Team: Stanislas Werfel, Sabine Brummer, Saskia Rausch

How can targets of a microRNA be identified? And why are some targets strongly regulated while others are almost not regulated at all? Although both questions are as old as the knowledge of the existence of microRNAs as gene regulators, they are still unresolved and need to be further elucidated before we can fully appreciate the function and relevance of a microRNA.
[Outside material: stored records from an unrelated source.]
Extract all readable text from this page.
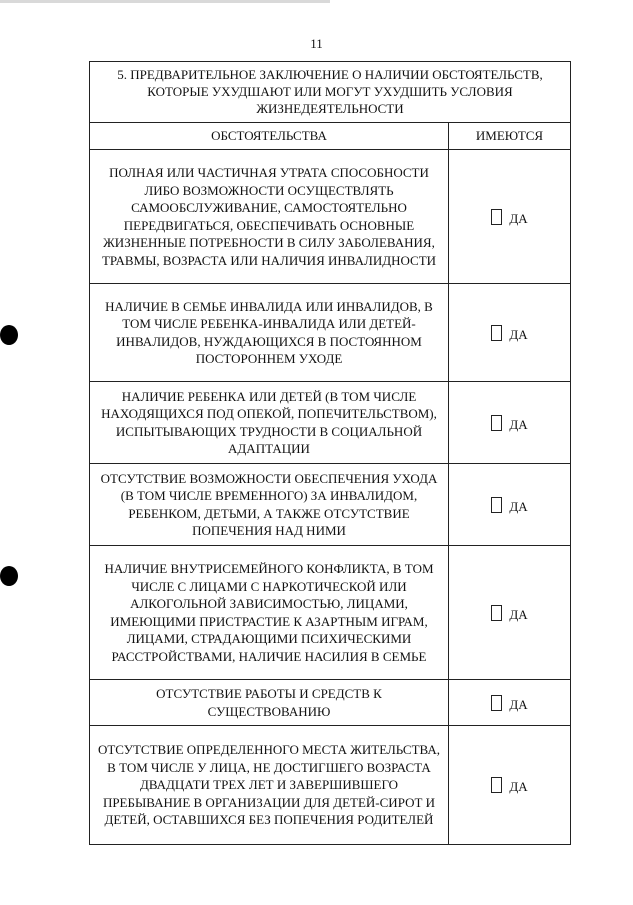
11
5. ПРЕДВАРИТЕЛЬНОЕ ЗАКЛЮЧЕНИЕ О НАЛИЧИИ ОБСТОЯТЕЛЬСТВ, КОТОРЫЕ УХУДШАЮТ ИЛИ МОГУТ УХУДШИТЬ УСЛОВИЯ ЖИЗНЕДЕЯТЕЛЬНОСТИ
ОБСТОЯТЕЛЬСТВА	ИМЕЮТСЯ
ПОЛНАЯ ИЛИ ЧАСТИЧНАЯ УТРАТА СПОСОБНОСТИ ЛИБО ВОЗМОЖНОСТИ ОСУЩЕСТВЛЯТЬ САМООБСЛУЖИВАНИЕ, САМОСТОЯТЕЛЬНО ПЕРЕДВИГАТЬСЯ, ОБЕСПЕЧИВАТЬ ОСНОВНЫЕ ЖИЗНЕННЫЕ ПОТРЕБНОСТИ В СИЛУ ЗАБОЛЕВАНИЯ, ТРАВМЫ, ВОЗРАСТА ИЛИ НАЛИЧИЯ ИНВАЛИДНОСТИ
ДА
НАЛИЧИЕ В СЕМЬЕ ИНВАЛИДА ИЛИ ИНВАЛИДОВ, В ТОМ ЧИСЛЕ РЕБЕНКА-ИНВАЛИДА ИЛИ ДЕТЕЙ-ИНВАЛИДОВ, НУЖДАЮЩИХСЯ В ПОСТОЯННОМ ПОСТОРОННЕМ УХОДЕ
ДА
НАЛИЧИЕ РЕБЕНКА ИЛИ ДЕТЕЙ (В ТОМ ЧИСЛЕ НАХОДЯЩИХСЯ ПОД ОПЕКОЙ, ПОПЕЧИТЕЛЬСТВОМ), ИСПЫТЫВАЮЩИХ ТРУДНОСТИ В СОЦИАЛЬНОЙ АДАПТАЦИИ
ДА
ОТСУТСТВИЕ ВОЗМОЖНОСТИ ОБЕСПЕЧЕНИЯ УХОДА (В ТОМ ЧИСЛЕ ВРЕМЕННОГО) ЗА ИНВАЛИДОМ, РЕБЕНКОМ, ДЕТЬМИ, А ТАКЖЕ ОТСУТСТВИЕ ПОПЕЧЕНИЯ НАД НИМИ
ДА
НАЛИЧИЕ ВНУТРИСЕМЕЙНОГО КОНФЛИКТА, В ТОМ ЧИСЛЕ С ЛИЦАМИ С НАРКОТИЧЕСКОЙ ИЛИ АЛКОГОЛЬНОЙ ЗАВИСИМОСТЬЮ, ЛИЦАМИ, ИМЕЮЩИМИ ПРИСТРАСТИЕ К АЗАРТНЫМ ИГРАМ, ЛИЦАМИ, СТРАДАЮЩИМИ ПСИХИЧЕСКИМИ РАССТРОЙСТВАМИ, НАЛИЧИЕ НАСИЛИЯ В СЕМЬЕ
ДА
ОТСУТСТВИЕ РАБОТЫ И СРЕДСТВ К СУЩЕСТВОВАНИЮ	ДА
ОТСУТСТВИЕ ОПРЕДЕЛЕННОГО МЕСТА ЖИТЕЛЬСТВА, В ТОМ ЧИСЛЕ У ЛИЦА, НЕ ДОСТИГШЕГО ВОЗРАСТА ДВАДЦАТИ ТРЕХ ЛЕТ И ЗАВЕРШИВШЕГО ПРЕБЫВАНИЕ В ОРГАНИЗАЦИИ ДЛЯ ДЕТЕЙ-СИРОТ И ДЕТЕЙ, ОСТАВШИХСЯ БЕЗ ПОПЕЧЕНИЯ РОДИТЕЛЕЙ
ДА
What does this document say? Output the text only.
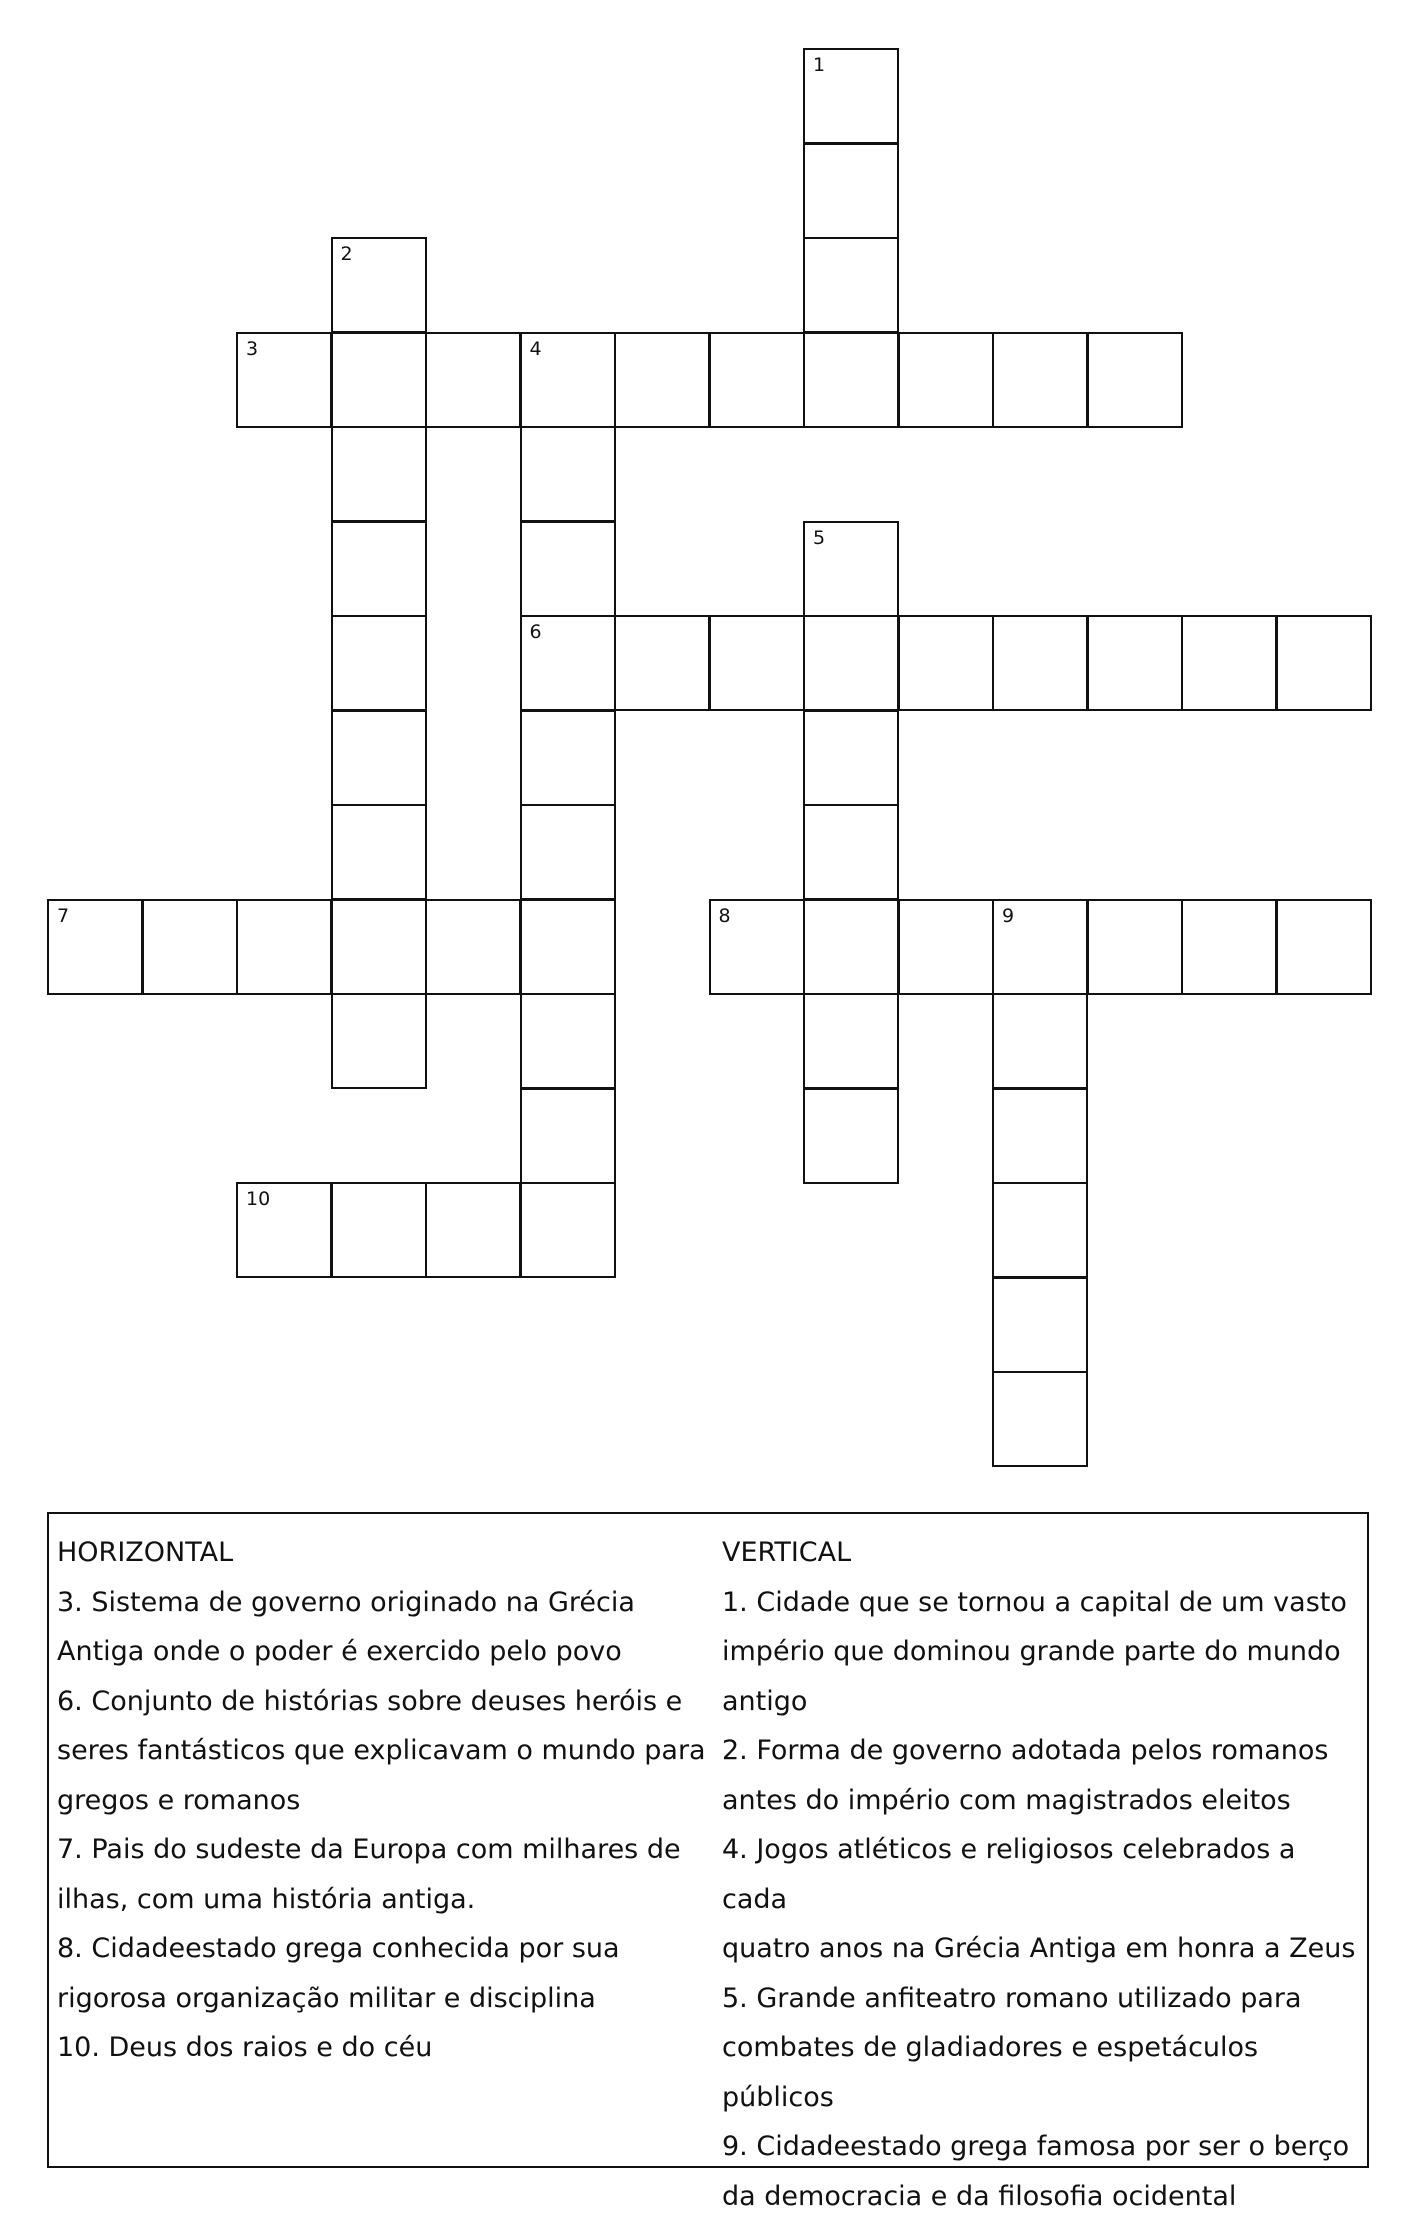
1
2
3	4
5
6
7	8	9
10
HORIZONTAL
3. Sistema de governo originado na Grécia
Antiga onde o poder é exercido pelo povo
6. Conjunto de histórias sobre deuses heróis e
seres fantásticos que explicavam o mundo para
gregos e romanos
7. Pais do sudeste da Europa com milhares de
ilhas, com uma história antiga.
8. Cidadeestado grega conhecida por sua
rigorosa organização militar e disciplina
10. Deus dos raios e do céu
VERTICAL
1. Cidade que se tornou a capital de um vasto
império que dominou grande parte do mundo
antigo
2. Forma de governo adotada pelos romanos
antes do império com magistrados eleitos
4. Jogos atléticos e religiosos celebrados a cada
quatro anos na Grécia Antiga em honra a Zeus
5. Grande anfiteatro romano utilizado para
combates de gladiadores e espetáculos públicos
9. Cidadeestado grega famosa por ser o berço
da democracia e da filosofia ocidental
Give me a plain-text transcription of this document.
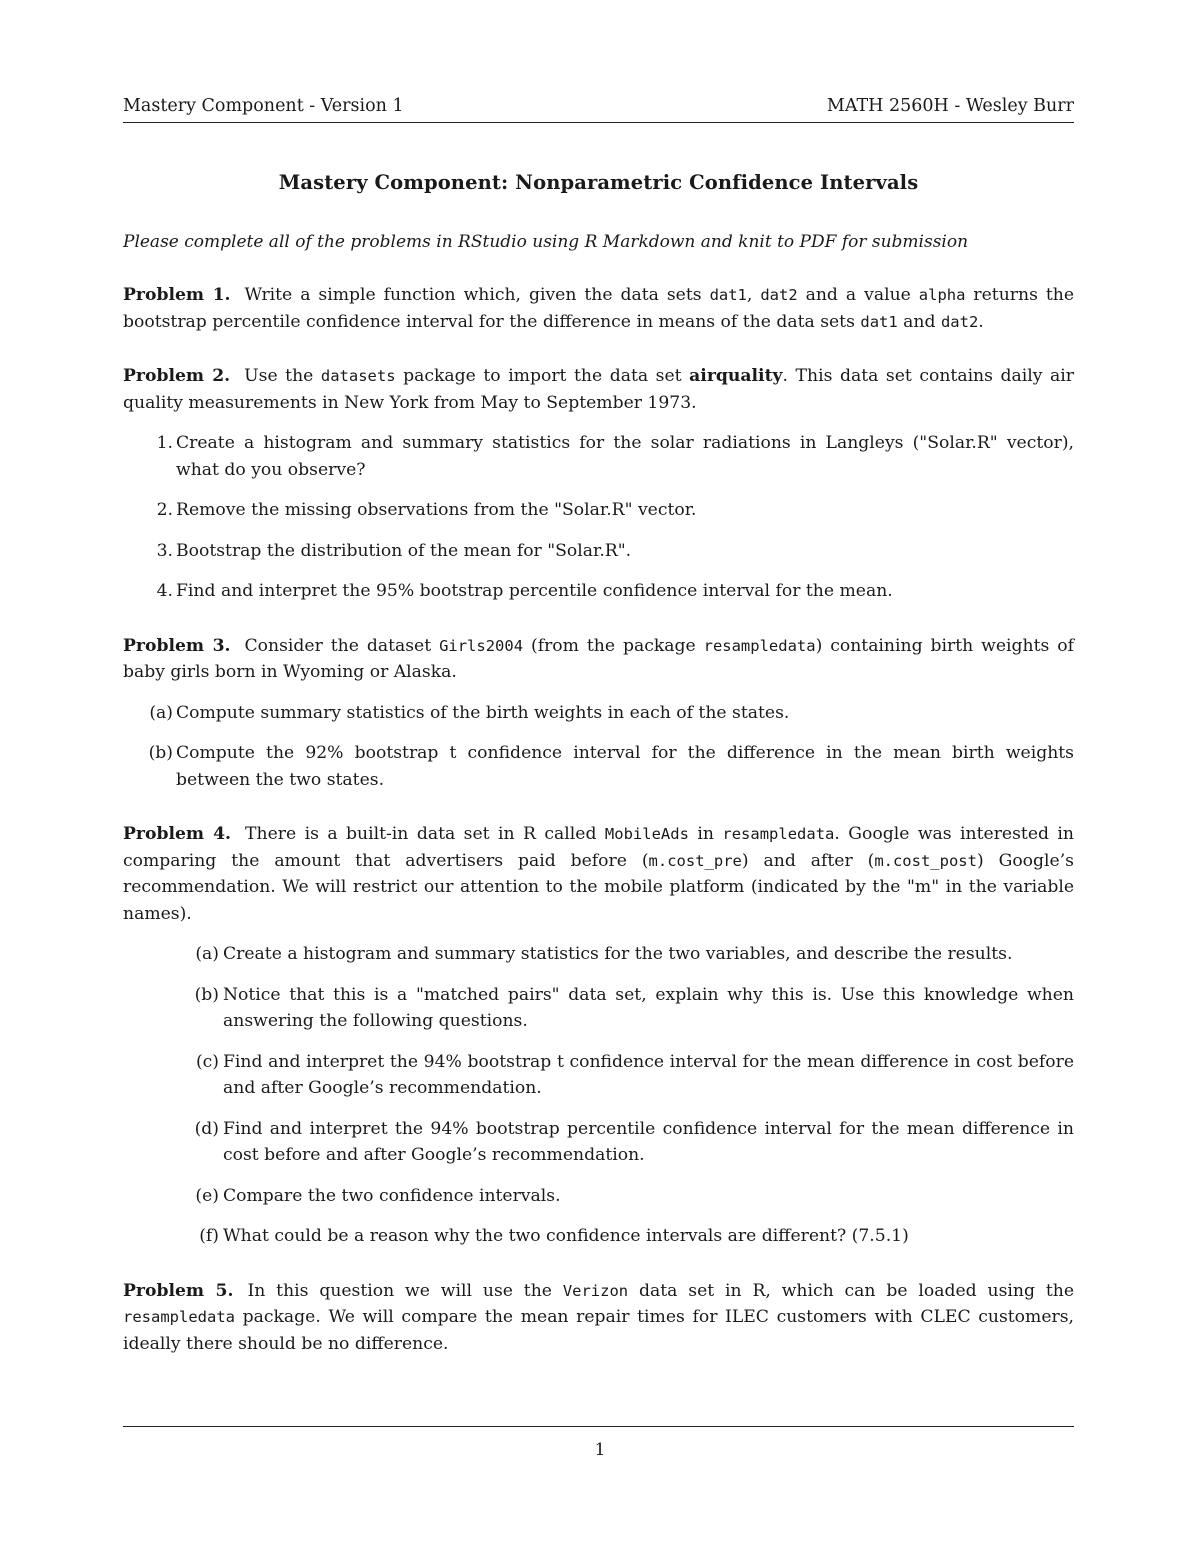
Mastery Component - Version 1	MATH 2560H - Wesley Burr
Mastery Component: Nonparametric Confidence Intervals
Please complete all of the problems in RStudio using R Markdown and knit to PDF for submission
Problem 1. Write a simple function which, given the data sets dat1, dat2 and a value alpha returns the bootstrap percentile confidence interval for the difference in means of the data sets dat1 and dat2.
Problem 2. Use the datasets package to import the data set airquality. This data set contains daily air quality measurements in New York from May to September 1973.
1. Create a histogram and summary statistics for the solar radiations in Langleys ("Solar.R" vector), what do you observe?
2. Remove the missing observations from the "Solar.R" vector.
3. Bootstrap the distribution of the mean for "Solar.R".
4. Find and interpret the 95% bootstrap percentile confidence interval for the mean.
Problem 3. Consider the dataset Girls2004 (from the package resampledata) containing birth weights of baby girls born in Wyoming or Alaska.
(a) Compute summary statistics of the birth weights in each of the states.
(b) Compute the 92% bootstrap t confidence interval for the difference in the mean birth weights between the two states.
Problem 4. There is a built-in data set in R called MobileAds in resampledata. Google was interested in comparing the amount that advertisers paid before (m.cost_pre) and after (m.cost_post) Google’s recommendation. We will restrict our attention to the mobile platform (indicated by the "m" in the variable names).
(a) Create a histogram and summary statistics for the two variables, and describe the results.
(b) Notice that this is a "matched pairs" data set, explain why this is. Use this knowledge when answering the following questions.
(c) Find and interpret the 94% bootstrap t confidence interval for the mean difference in cost before and after Google’s recommendation.
(d) Find and interpret the 94% bootstrap percentile confidence interval for the mean difference in cost before and after Google’s recommendation.
(e) Compare the two confidence intervals.
(f) What could be a reason why the two confidence intervals are different? (7.5.1)
Problem 5. In this question we will use the Verizon data set in R, which can be loaded using the resampledata package. We will compare the mean repair times for ILEC customers with CLEC customers, ideally there should be no difference.
1
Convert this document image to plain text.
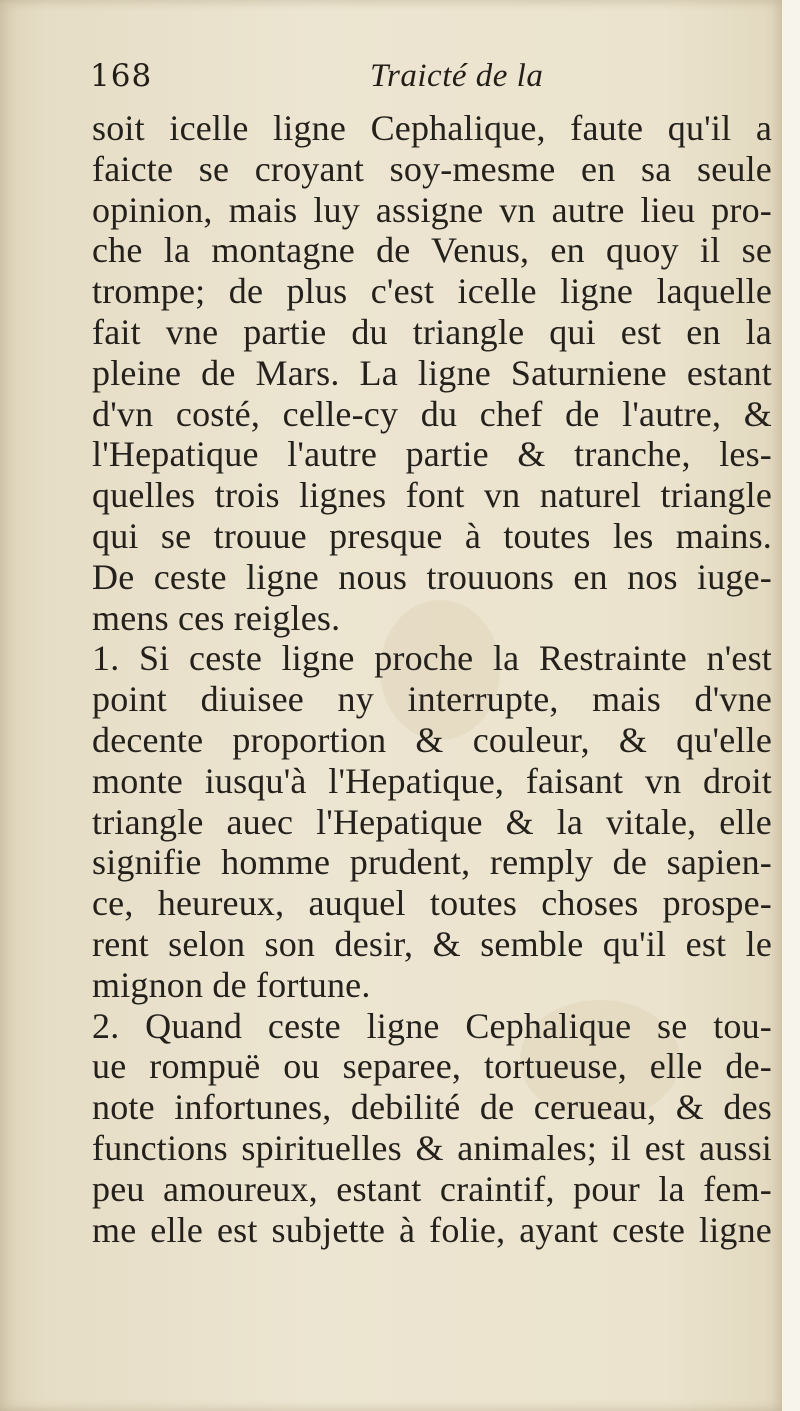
168	Traicté de la
soit icelle ligne Cephalique, faute qu'il a
faicte se croyant soy-mesme en sa seule
opinion, mais luy assigne vn autre lieu pro-
che la montagne de Venus, en quoy il se
trompe; de plus c'est icelle ligne laquelle
fait vne partie du triangle qui est en la
pleine de Mars. La ligne Saturniene estant
d'vn costé, celle-cy du chef de l'autre, &
l'Hepatique l'autre partie & tranche, les-
quelles trois lignes font vn naturel triangle
qui se trouue presque à toutes les mains.
De ceste ligne nous trouuons en nos iuge-
mens ces reigles.
1. Si ceste ligne proche la Restrainte n'est
point diuisee ny interrupte, mais d'vne
decente proportion & couleur, & qu'elle
monte iusqu'à l'Hepatique, faisant vn droit
triangle auec l'Hepatique & la vitale, elle
signifie homme prudent, remply de sapien-
ce, heureux, auquel toutes choses prospe-
rent selon son desir, & semble qu'il est le
mignon de fortune.
2. Quand ceste ligne Cephalique se tou-
ue rompuë ou separee, tortueuse, elle de-
note infortunes, debilité de cerueau, & des
functions spirituelles & animales; il est aussi
peu amoureux, estant craintif, pour la fem-
me elle est subjette à folie, ayant ceste ligne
Several methods for the identification of potential targets have been established at our institute. Among them, next generation RNA sequencing allows to make transcriptome-wide predictions of the overall targetome of a microRNA and automated reporter assays allow for confirmation of selected targets.
 
The discovery of circular RNAs or circRNAs has recently sparked a whole new field of non-coding RNA research. Our institute was among the first groups to categorize and characterize circRNAs present in the human heart in health and disease (Werfel et al., J. Mol. Cell. Cardiol., 2016). We thereby could observe that also a large number of circular RNAs are conserved among the species and most interestingly that some important genes, such as titin or the ryanodine receptor produce a multitude of different circRNAs, in the order of dozens to hundreds. Elucidating the function of circular RNAs might prove an important contribution to understanding the processes underlying the proper function of the heart muscle.


References:
S. Werfel, S. et al., J. Mol. Cell. Cardiol. 98. 2016.